I've quit on mine 100 times, said "That's it, I QUIT!"  Sometimes you just get sick of working on it, thinking about it, spending money on it. When my mother was dying, I don't think I did any actual work on the car for almost two years.

    I Bought this car in '95 and it's still a piece of shit. 'course there's been at least 20 other cars come and go during that time-Some were flipped, some were parted out, some were freind's cars that I was working on. The point is, I'm just now starting to get really serious on the car, If you're sick of it, turn off the lights, close the garage door, go in the house and think about something else for a while...The Charger will be there when you get around to it....

Orange_Crush

Happens to the best of us...you'll get through it.  The trick is avoiding the temptation to sell the car.

Couple of true stories.

I saw an otherwise PERFECT '70 Challenger sit for 7 years because it needed a measly water pump.  The owner got discouraged just like you.  Eventually, he sold it for WAY less than the car was worth.

I bought a very clean one-owner '70 R/T 4-speed from the original owner because he drove it from 1970 to 1985 and then the car started smoking.  It sat for 20 years until I bought it.

Like I said...just (to borrow an annoying saying) "keep your eyes on the prize."  Your car's at the body shop which is the BIG part of the resto.  You're doing good.  Do something to take you mind off it for a little while and when you get it back, you'll be ready to start fresh.

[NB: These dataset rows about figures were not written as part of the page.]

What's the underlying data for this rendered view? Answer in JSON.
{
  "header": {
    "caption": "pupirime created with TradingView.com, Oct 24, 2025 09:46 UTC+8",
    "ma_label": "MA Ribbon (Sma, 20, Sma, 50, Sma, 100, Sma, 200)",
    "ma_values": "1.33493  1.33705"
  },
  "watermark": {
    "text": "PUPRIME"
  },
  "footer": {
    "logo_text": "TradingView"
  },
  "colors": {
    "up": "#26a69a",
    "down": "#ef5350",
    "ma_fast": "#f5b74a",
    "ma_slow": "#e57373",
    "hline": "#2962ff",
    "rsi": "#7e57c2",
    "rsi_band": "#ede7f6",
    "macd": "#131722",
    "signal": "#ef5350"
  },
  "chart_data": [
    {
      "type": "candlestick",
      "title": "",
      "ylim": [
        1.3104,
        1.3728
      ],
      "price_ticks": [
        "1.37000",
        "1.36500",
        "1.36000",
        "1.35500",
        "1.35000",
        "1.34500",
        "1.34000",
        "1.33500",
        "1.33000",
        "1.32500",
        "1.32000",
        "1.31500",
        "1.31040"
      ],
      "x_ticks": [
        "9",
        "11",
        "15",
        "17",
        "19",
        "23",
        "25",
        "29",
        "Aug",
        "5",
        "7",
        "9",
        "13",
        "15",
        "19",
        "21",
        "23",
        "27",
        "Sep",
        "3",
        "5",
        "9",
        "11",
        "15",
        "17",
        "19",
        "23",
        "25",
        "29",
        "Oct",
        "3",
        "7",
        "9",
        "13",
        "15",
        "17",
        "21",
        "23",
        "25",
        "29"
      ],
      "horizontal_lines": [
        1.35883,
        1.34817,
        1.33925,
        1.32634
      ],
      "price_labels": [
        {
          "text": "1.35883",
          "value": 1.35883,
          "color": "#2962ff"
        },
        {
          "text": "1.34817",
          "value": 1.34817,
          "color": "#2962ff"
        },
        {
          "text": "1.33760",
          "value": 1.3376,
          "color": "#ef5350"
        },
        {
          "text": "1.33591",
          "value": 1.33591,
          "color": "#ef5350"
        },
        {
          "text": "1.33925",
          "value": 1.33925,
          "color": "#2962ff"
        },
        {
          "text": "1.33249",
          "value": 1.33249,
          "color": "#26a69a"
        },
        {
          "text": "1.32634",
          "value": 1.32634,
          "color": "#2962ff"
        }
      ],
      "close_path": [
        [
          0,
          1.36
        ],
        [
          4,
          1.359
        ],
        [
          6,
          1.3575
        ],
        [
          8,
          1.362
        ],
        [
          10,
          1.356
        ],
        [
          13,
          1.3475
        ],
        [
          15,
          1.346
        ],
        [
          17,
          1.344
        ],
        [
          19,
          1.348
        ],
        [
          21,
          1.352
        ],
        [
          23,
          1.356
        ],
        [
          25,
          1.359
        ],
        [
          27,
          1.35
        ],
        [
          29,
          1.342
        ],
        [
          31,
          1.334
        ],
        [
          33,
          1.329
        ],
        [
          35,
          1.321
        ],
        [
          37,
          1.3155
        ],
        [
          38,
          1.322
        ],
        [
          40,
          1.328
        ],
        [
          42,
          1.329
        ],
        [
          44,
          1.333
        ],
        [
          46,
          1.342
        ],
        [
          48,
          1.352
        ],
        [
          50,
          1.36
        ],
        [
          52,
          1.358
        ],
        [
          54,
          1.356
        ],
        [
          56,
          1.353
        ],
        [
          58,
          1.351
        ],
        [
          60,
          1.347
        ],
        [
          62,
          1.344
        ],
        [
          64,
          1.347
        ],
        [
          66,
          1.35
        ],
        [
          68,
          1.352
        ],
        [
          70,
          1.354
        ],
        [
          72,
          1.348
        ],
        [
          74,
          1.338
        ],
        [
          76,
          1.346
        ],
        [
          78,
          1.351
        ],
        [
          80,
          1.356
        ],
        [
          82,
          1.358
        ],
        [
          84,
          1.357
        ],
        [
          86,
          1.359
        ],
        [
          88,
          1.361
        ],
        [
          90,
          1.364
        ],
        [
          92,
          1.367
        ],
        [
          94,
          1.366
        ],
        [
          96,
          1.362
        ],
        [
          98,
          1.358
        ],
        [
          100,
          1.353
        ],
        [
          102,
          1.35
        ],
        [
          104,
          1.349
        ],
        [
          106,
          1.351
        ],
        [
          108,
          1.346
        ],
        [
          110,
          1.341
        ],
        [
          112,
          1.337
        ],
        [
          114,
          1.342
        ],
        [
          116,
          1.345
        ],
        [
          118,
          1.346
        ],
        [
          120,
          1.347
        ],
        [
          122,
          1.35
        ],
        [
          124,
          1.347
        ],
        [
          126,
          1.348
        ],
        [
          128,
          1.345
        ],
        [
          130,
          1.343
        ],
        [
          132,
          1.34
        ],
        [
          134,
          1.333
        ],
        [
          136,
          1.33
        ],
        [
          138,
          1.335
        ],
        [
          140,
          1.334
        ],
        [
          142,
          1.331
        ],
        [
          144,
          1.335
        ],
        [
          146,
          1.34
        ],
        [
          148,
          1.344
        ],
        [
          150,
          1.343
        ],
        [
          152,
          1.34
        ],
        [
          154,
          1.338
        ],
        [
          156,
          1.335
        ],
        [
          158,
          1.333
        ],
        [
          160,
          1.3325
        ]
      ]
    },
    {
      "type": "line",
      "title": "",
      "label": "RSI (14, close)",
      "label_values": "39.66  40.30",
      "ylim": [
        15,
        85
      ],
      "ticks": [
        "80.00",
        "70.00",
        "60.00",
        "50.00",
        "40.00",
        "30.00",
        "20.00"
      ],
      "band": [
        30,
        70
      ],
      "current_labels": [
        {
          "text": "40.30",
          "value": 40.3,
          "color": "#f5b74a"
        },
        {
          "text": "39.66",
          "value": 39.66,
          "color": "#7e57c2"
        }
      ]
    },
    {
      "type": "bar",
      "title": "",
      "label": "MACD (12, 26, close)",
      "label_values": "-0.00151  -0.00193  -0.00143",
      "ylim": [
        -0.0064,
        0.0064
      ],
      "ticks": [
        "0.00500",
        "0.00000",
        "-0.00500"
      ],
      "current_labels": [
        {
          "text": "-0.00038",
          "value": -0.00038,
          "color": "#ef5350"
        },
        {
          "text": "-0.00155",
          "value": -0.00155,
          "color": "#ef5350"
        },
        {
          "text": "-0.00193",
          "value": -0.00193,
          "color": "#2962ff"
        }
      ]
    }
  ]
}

P.S.  Sorry to hear about your dad.
I ain't got time for pain, the only pain I got time for is the pain i put on fools how don't know what time it is.

hemi68charger

Bull...
Sorry to hear about your father's ill health.. Man, I'm right with you.. I have that '68 Charger R/T that hasn't been in my garage for nearly 4  years now due to the body shop, but, don't give up on it if it's a passion of yours...... I can't work on mine all the time, but like to know she's there when I want to.. These things, resto's, need to be on YOUR time schedule... Tinker whenn you want and chill when you want...  When my father was real sick and later passed on, I found some refuge in the garage.......I know these aren't words of wisdom, but maybe when you need the Charger, it'll be there..

Good luck and prayers to Dad......
Troy
Troy
'69 Charger Daytona 440 auto 4.10 Dana ( now 426 HEMI )
'70 Superbird 426 Hemi auto: Lindsley Bonneville Salt Flat world record holder (220.2mph)
Houston Mopar Club Connection

bull

Thanks again, guys. Part of my problem is that I'm pretty fixated on getting it done ASAP because I cannot stand letting projects sit for years unfinished. It's already created a lot of stress during the past year that I've been working part-time and overtime but I can't see the logic in stretching the project out over five years or so. Why wait for more stuff to go wrong and delay the project? Well see though. I'm in the assessment mode so I'm willing to consider other options. I really don't want to sell though.